Is it different being a dad if you’re gay? Tom Cox describes his journey to becoming a father, and argues that sexuality does not define who you are as a dad.
I am guilty sometimes of classing myself as a gay dad. I guess we all have a label we use at times. I am a gay man. And I am a dad. Does that make me a different kind of dad? I don’t think so.
In December 2005 it became legal that homosexual couples could adopt in the UK. This was a huge milestone. Thousands of children in care in the UK need loving families – and there is no ‘normal’ when it comes to the different shapes and sizes of modern families.
Back then, I was a fresh faced 21-year-old, I had just moved into my first flat with my then boyfriend (who is now my husband) and we were loving life. Children were not on the agenda. Had we thought about it? I don’t know… we really enjoyed having a nephew at the time for sure, but our own kids? I don’t think I can even remember the law being passed allowing same-sex couples to adopt… I was far too caught up in having my own flat, hosting parties and shopping/eating out/city breaks to even register the law change I am sure.
Fast forward eight years… I was nearing 30 and something just ‘clicked’ and I knew I wanted to have a family. Previously, we just weren’t in that place, but it all changed. We started the adoption journey in June 2014 and found our son in the December that year. He came home to us in April 2015.

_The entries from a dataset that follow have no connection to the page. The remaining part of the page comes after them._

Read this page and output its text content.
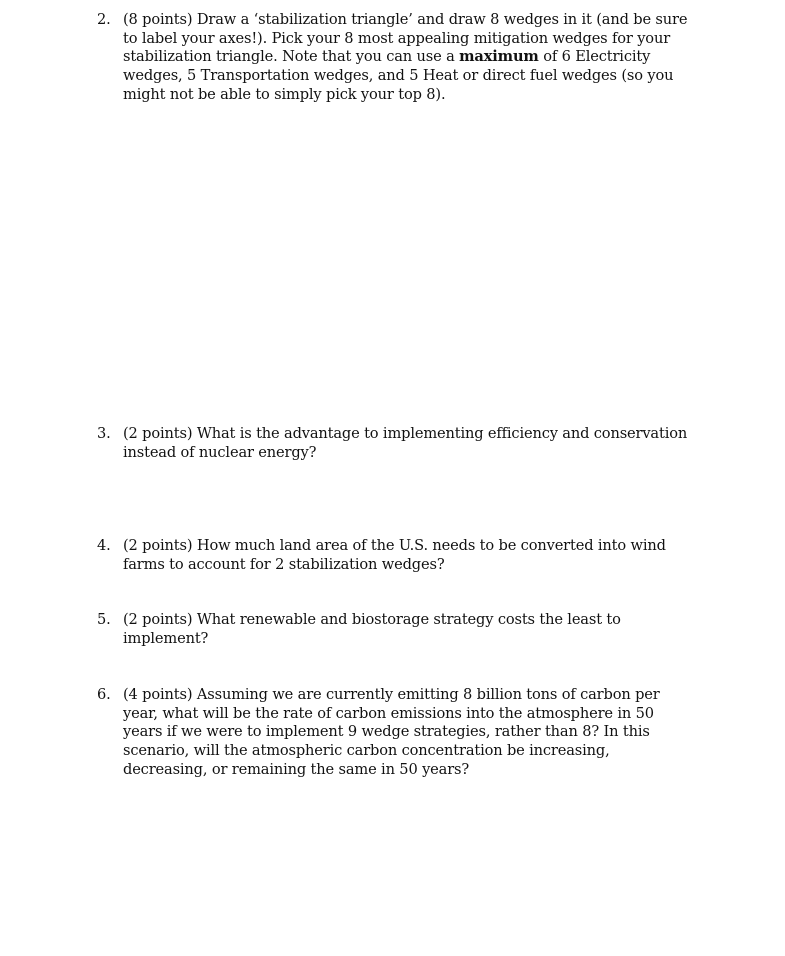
2. (8 points) Draw a ‘stabilization triangle’ and draw 8 wedges in it (and be sure to label your axes!). Pick your 8 most appealing mitigation wedges for your stabilization triangle. Note that you can use a maximum of 6 Electricity wedges, 5 Transportation wedges, and 5 Heat or direct fuel wedges (so you might not be able to simply pick your top 8).
3. (2 points) What is the advantage to implementing efficiency and conservation instead of nuclear energy?
4. (2 points) How much land area of the U.S. needs to be converted into wind farms to account for 2 stabilization wedges?
5. (2 points) What renewable and biostorage strategy costs the least to implement?
6. (4 points) Assuming we are currently emitting 8 billion tons of carbon per year, what will be the rate of carbon emissions into the atmosphere in 50 years if we were to implement 9 wedge strategies, rather than 8? In this scenario, will the atmospheric carbon concentration be increasing, decreasing, or remaining the same in 50 years?
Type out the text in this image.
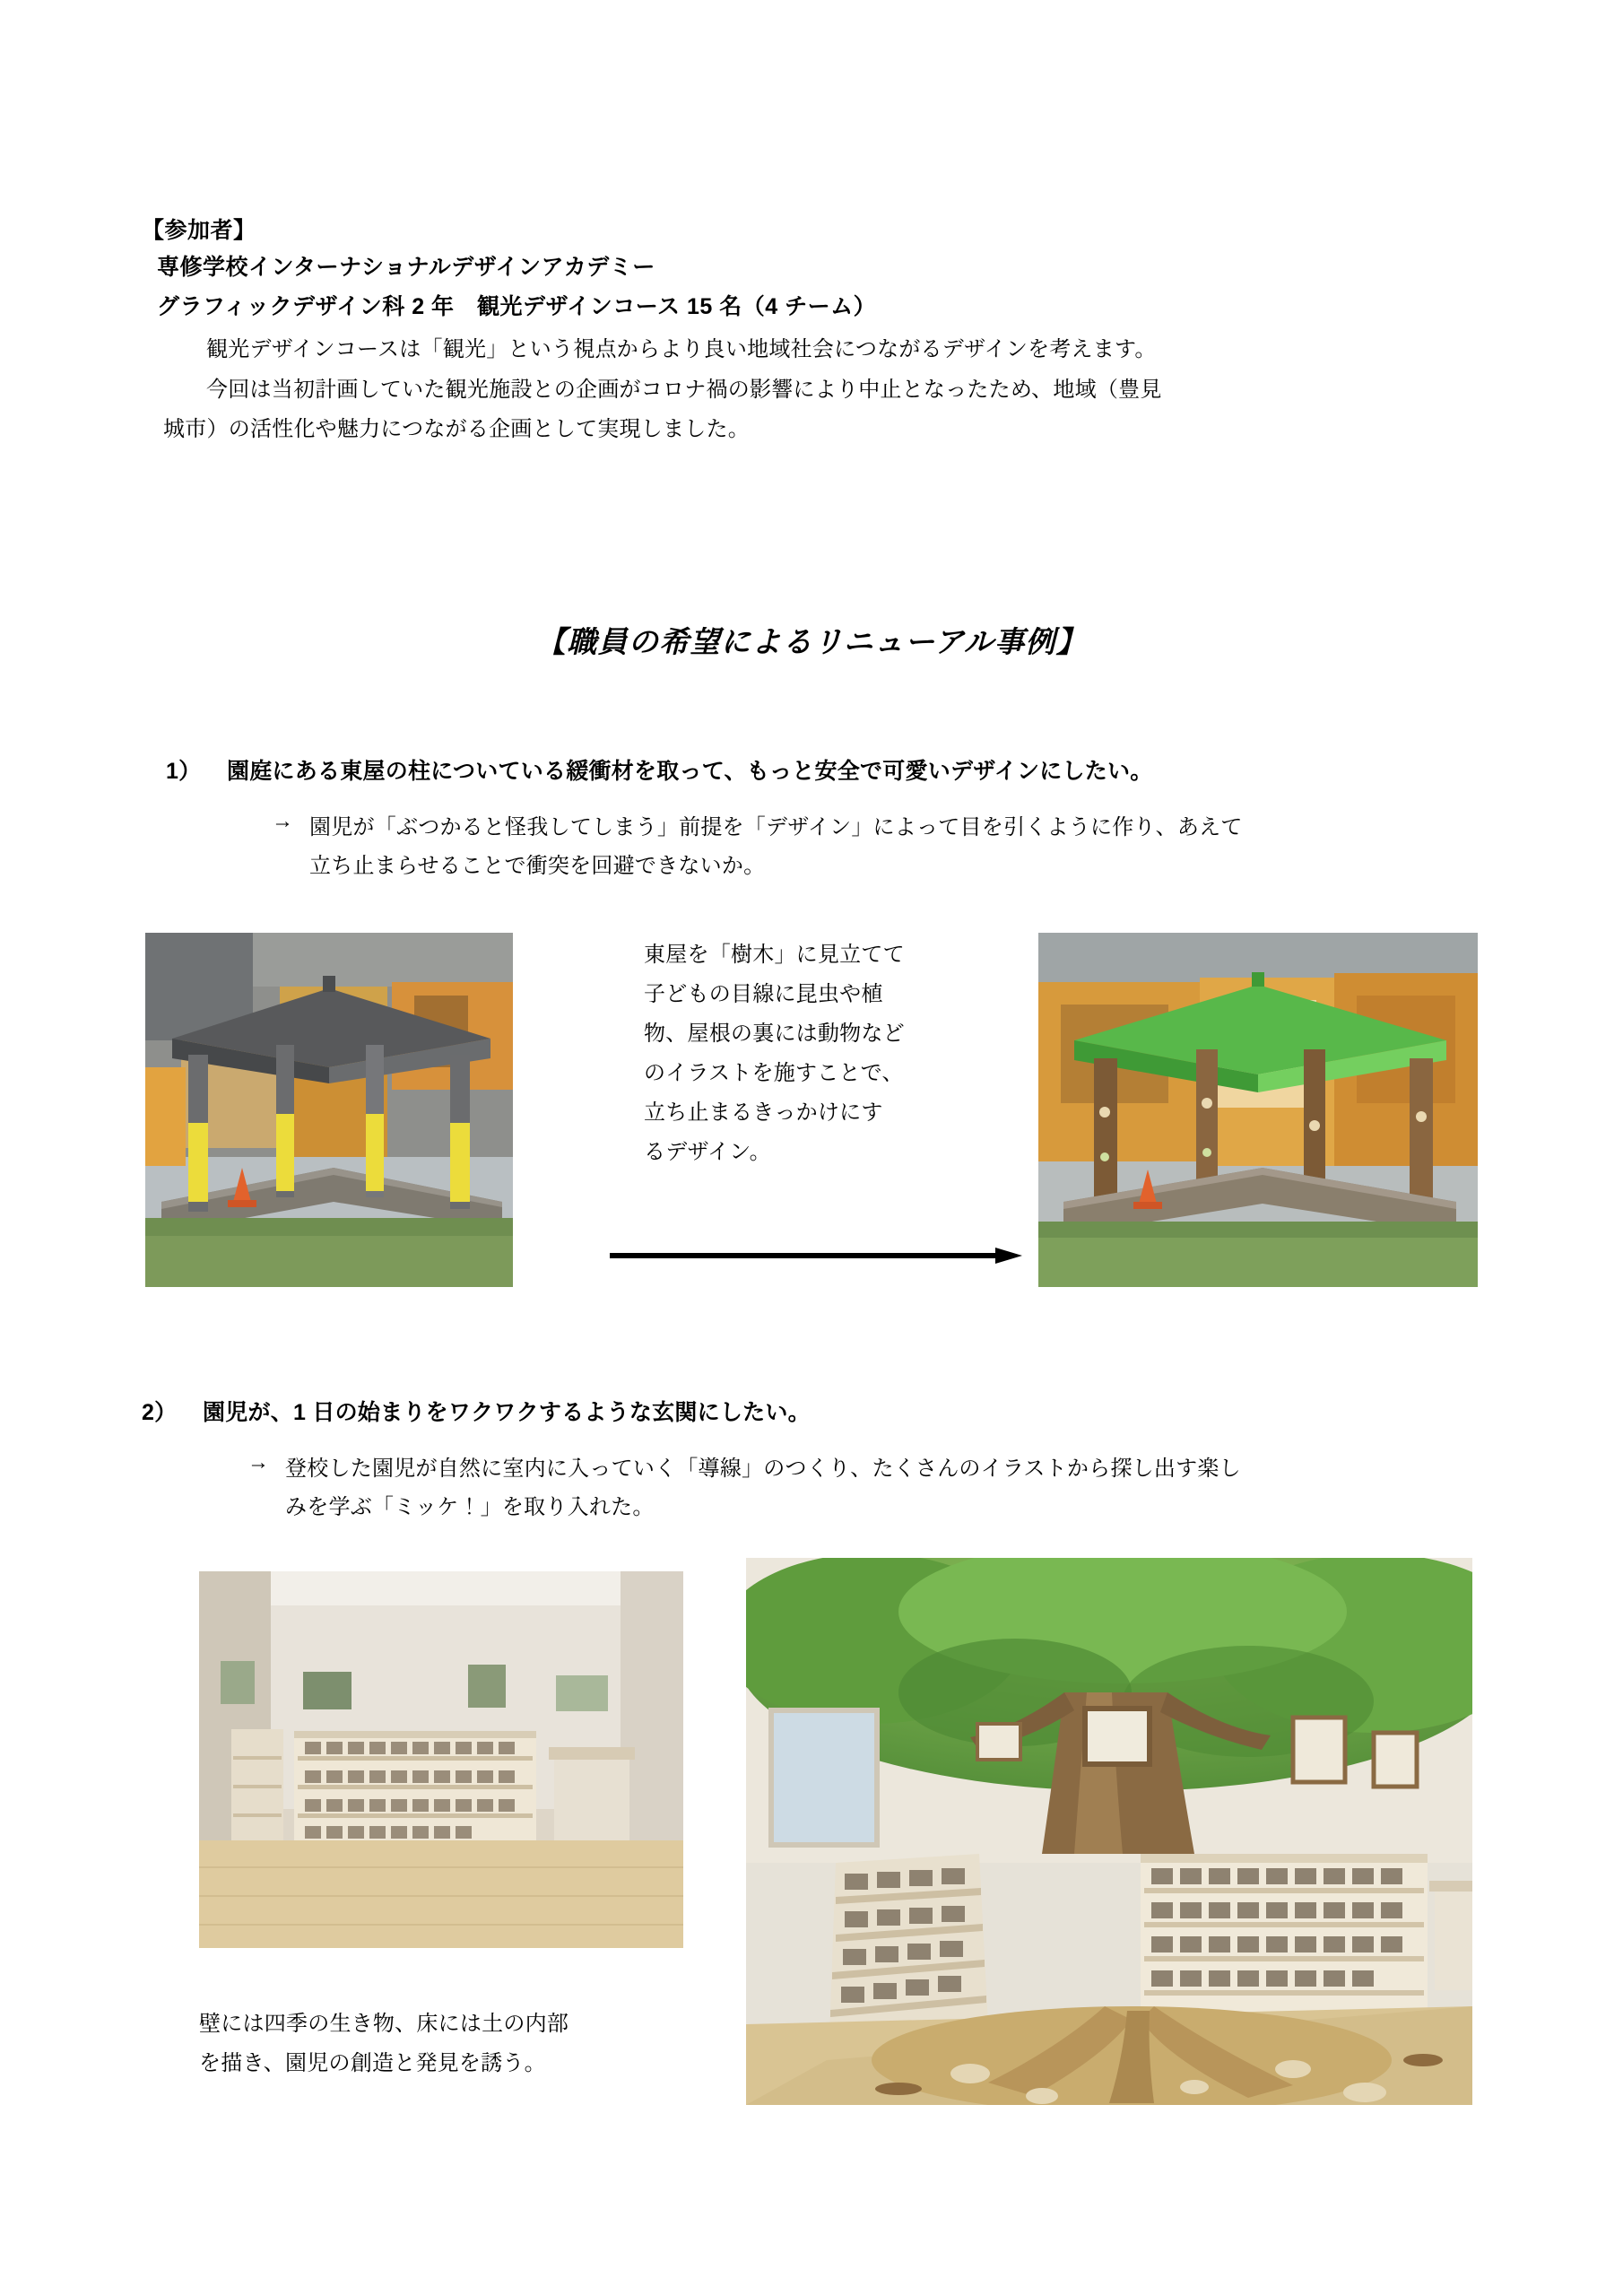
【参加者】
専修学校インターナショナルデザインアカデミー
グラフィックデザイン科 2 年　観光デザインコース 15 名（4 チーム）
観光デザインコースは「観光」という視点からより良い地域社会につながるデザインを考えます。
今回は当初計画していた観光施設との企画がコロナ禍の影響により中止となったため、地域（豊見
城市）の活性化や魅力につながる企画として実現しました。
【職員の希望によるリニューアル事例】
1） 園庭にある東屋の柱についている緩衝材を取って、もっと安全で可愛いデザインにしたい。
→ 園児が「ぶつかると怪我してしまう」前提を「デザイン」によって目を引くように作り、あえて
立ち止まらせることで衝突を回避できないか。
東屋を「樹木」に見立てて
子どもの目線に昆虫や植
物、屋根の裏には動物など
のイラストを施すことで、
立ち止まるきっかけにす
るデザイン。
2） 園児が、1 日の始まりをワクワクするような玄関にしたい。
→ 登校した園児が自然に室内に入っていく「導線」のつくり、たくさんのイラストから探し出す楽し
みを学ぶ「ミッケ！」を取り入れた。
壁には四季の生き物、床には土の内部
を描き、園児の創造と発見を誘う。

Now, don’t think me just reeling off dates in a blasé sentence means it was easy. The process may have been fairly painless; we were so lucky to have an amazing family, friends and adoption agency/social worker. We breezed through. But the emotions, the waiting, the searching… it all drains you to your core. But we did get through it, and I put it down to us knowing we were ready. We were a solid unit. We never felt discriminated against. We were just two guys, living a wholesome life, wanting to add to our family. So we made it happen. And it was the most wonderful, crazy, emotional and rewarding journey of our lives.
We are now two years into life with our son. He was fourteen months old when he can home. He had a great first year of life in foster care, he was unbelievably lucky. As were we… the three of us found one another. It was magical.
There may not be a mum in the family dynamic, but my son is surrounded by strong women at every angle. Having two guys love and raise him makes no difference to him. He knows no different. He is surrounded by love. He changed the family. He has brought so much light to everyone’s lives, just like a child brought into any family through any way.
We have been asked so many questions in the last couple of years.
“Do you think he’ll grow up gay?”
All are usually hilarious.
Neither of us is the mum. We’re both Daddy/Dadda.
And will he grow up gay? God knows… I certainly didn’t ‘grow up gay’ myself.
There was no decision one day that I was attracted to the male form more than female… I have always been gay. So if he is gay, it was written in the stars long before we met him. And how good that he’ll have two dads to sound off to, share our experiences and support him if required. If he’s straight, good for him! We really couldn’t care less about his sexual orientation as long as he’s happy and safe.
Don’t we all wish that for our kids? Regardless of your family set up/shape/dynamic… all that matters is we love, nurture and support our babies. Whether you’re a single dad, a gay dad, a bi dad… just be a good one.